When the brewery shutdown became indefinite, I started to take coding more seriously. I started applying for jobs while trying to learn other requirements on my own, but my learning lacked structure and direction. That’s when I started looking into bootcamps.
Why did you decide to learn web development?
Web development opens up a lot of possibilities, and I enjoy the creativity that can go into solving problems.
Also, if I was going to change careers, I wanted it to be in a profession where it wasn’t only one segment of companies that could benefit from my skills. I wanted to do something that gave me some flexibility and a variety of potential employers.
Why did you choose Le Wagon?
It was tough to choose between all the bootcamps, but I went with Le Wagon for a few reasons.
The price was very competitive compared to others.
The hours were intense but didn’t seem to the point of causing a burnout like I thought could happen elsewhere.
I had only read positive reviews. I spoke with a colleague of a friend who had done it a year or so prior and who had a great experience. Whereas I had read and heard mixed experiences about other bootcamps.
I also thought the curriculum was unique with Ruby and thought it could be a differentiator in a job hunt.
What did you like the most about your experience at Le Wagon?
I enjoyed the learning-by-doing methodology. You learn some theory in the morning and spend the rest of the day going through problems that solidify what you just learned.
Each challenge gets more and more complex, so if you understand it well and go through the problems quickly, the next one will force you to be even more in-depth.
Now you’re working as a Full-Stack Developer at Life House. What’s your day-to-day like?
My responsibilities are to meet the acceptance criteria of the feature I’m working on, write tests to prove it, and review the code of my teammates.
We work in two-week sprints with defined goals. We work closely with the product team to define what is needed from a feature and what behavior they expect. We break up those behaviors into front-end and back-end tickets. Then team members choose tickets and get to work, collaborating and meeting when necessary.
How do you use the skills you learned at Le Wagon in your job?
While I’m not using the exact stack taught at Le Wagon in my current job, the programming foundations, work ethic, problem-solving, and team collaboration are all skills I transferred to Life House.

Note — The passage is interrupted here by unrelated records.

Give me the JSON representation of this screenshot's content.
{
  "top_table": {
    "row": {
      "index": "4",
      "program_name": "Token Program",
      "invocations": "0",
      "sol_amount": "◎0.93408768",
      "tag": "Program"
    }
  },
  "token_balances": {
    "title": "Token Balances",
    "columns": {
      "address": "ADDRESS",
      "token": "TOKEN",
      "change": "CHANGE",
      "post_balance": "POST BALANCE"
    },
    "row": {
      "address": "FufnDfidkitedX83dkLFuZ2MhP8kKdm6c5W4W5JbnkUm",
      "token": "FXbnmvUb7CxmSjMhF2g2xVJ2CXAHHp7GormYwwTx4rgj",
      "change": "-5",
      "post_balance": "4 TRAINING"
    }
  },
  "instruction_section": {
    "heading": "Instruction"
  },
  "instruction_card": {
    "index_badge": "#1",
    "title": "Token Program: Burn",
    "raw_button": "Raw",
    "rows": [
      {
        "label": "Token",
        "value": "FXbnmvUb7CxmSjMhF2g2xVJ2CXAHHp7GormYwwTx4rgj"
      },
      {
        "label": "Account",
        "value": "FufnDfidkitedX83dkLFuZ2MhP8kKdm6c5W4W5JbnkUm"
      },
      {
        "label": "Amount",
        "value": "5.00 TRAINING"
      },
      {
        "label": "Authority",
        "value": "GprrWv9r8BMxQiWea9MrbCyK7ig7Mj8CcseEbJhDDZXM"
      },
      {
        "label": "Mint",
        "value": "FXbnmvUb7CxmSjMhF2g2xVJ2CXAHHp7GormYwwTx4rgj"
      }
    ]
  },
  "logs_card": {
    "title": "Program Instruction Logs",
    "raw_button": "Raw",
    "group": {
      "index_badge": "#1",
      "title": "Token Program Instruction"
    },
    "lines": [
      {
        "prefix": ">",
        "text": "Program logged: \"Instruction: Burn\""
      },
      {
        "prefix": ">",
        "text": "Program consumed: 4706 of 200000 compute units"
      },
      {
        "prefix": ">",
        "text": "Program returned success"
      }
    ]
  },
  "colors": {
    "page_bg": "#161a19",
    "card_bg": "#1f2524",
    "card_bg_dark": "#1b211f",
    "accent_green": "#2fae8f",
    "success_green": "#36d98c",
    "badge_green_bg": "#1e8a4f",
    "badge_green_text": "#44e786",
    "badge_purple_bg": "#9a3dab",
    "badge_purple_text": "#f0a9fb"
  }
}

The project weeks we went through at the end of the bootcamp are very similar to the development cycle we use at work.
Do you have any advice for someone who’s looking for a tech job?
Choose something widely used and not taught in-depth at the bootcamp, learn it, and build something with it.
Show that you are motivated to learn and can do so on your own.
Follow up with any connection you have in an even vaguely tech-related field and see if they are looking for people.
When you get an interview, figure out what in their requirements you’ve never used before (there will be a lot) and start reading documentation and following tutorials so when the interview comes, you can at least know a little and show initiative.